Welches Fazit kann ich als Führungskraft ziehen?
Ich denke, es ist wichtig im ersten Schritt zu akzeptieren, dass die (unternehmerische) Welt nicht nach Belieben beherrschbar ist. Es gilt sich klarzumachen, dass gesammelte Erfahrungen und bewährte Rezepte zwar wichtig sind, jedoch angesichts geänderter Situationen kontinuierlich zu überprüfen sind. Die „Basta-Mentalität“ nach dem Motto, dass dies schon immer so gemacht wurde, ist nicht mehr zeitgemäß (wenn sie es denn je war, woran ich persönlich zweifle). Vielmehr gilt es auf die Kompetenz außerhalb der eigenen Person zu vertrauen. Als Führungskraft solltest Du daher für Strukturen sorgen, die einen offenen und kritischen aber gleichzeitig wertschätzenden Meinungsaustausch fördern. Es liegt in Deiner Verantwortung für Klarheit und Sicherheit zu sorgen. Sicherheit bedeutet jedoch nicht, dass möglichst lange an ein einmal gefasstes Vorgehen festgehalten wird, sondern, dass auch notwendige Änderungen verständlich erläutert werden.
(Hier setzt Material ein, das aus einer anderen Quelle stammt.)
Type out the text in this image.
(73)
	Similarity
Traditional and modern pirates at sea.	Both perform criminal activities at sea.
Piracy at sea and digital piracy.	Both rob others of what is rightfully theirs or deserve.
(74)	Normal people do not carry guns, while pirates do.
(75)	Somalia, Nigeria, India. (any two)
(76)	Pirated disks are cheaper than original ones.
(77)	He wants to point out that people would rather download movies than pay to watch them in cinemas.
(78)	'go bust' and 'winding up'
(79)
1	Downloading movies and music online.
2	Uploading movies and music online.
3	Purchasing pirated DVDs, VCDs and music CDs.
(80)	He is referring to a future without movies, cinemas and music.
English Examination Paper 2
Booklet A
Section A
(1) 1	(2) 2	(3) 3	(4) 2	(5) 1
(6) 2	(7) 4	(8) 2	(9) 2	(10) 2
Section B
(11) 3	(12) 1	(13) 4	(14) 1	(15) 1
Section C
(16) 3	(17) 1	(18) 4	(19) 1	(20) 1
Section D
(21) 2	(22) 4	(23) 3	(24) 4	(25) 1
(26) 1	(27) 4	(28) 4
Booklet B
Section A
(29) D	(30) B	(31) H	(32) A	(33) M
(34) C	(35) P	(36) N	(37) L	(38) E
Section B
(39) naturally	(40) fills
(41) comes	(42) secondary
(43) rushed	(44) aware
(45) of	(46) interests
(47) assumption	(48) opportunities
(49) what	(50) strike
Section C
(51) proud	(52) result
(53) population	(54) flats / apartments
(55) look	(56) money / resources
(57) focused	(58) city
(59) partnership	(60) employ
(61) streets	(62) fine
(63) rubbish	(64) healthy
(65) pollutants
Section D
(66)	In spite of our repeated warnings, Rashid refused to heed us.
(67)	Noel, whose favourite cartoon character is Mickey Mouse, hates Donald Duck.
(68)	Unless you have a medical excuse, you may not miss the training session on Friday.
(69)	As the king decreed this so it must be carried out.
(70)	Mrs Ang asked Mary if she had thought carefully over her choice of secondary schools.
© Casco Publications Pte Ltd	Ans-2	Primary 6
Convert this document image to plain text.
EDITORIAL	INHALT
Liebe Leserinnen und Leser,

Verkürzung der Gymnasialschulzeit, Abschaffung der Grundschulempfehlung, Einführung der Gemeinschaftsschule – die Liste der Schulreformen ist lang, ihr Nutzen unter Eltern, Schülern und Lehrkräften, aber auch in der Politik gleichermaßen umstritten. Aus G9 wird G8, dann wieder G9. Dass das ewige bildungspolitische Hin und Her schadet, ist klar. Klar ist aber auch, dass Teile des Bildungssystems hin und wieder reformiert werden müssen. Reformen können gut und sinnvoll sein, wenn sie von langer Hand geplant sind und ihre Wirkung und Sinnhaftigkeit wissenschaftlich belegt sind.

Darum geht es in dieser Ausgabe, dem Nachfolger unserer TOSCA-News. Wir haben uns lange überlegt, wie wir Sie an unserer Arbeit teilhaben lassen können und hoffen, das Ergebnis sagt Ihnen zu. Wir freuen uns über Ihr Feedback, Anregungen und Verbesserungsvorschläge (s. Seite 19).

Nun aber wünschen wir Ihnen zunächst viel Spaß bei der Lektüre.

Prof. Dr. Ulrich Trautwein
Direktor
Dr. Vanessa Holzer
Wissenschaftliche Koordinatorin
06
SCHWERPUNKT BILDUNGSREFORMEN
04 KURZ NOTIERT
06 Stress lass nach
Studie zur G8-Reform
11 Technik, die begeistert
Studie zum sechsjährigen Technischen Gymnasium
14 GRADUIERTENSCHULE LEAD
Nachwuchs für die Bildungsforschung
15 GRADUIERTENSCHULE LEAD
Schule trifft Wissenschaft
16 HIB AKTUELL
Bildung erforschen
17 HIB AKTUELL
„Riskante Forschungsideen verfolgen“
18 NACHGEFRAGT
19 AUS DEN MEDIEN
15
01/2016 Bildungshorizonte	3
Die VUKA-Welt ist Realität, was sich u.a. anhand COVID-19 erläutern lässt. Aber auch weniger dramatische Situationen benötigen heute eine neue und flexible Herangehensweise. Hierfür ist jedoch auch ein neuer Managementtypus notwendig. Der klischeehafte Machtmensch, der top-down durchregiert und denkt, alles zu wissen und zu können, der gehört in der digitalisierten, globalen Welt schlicht der Vergangenheit an. Und das ist auch gut so!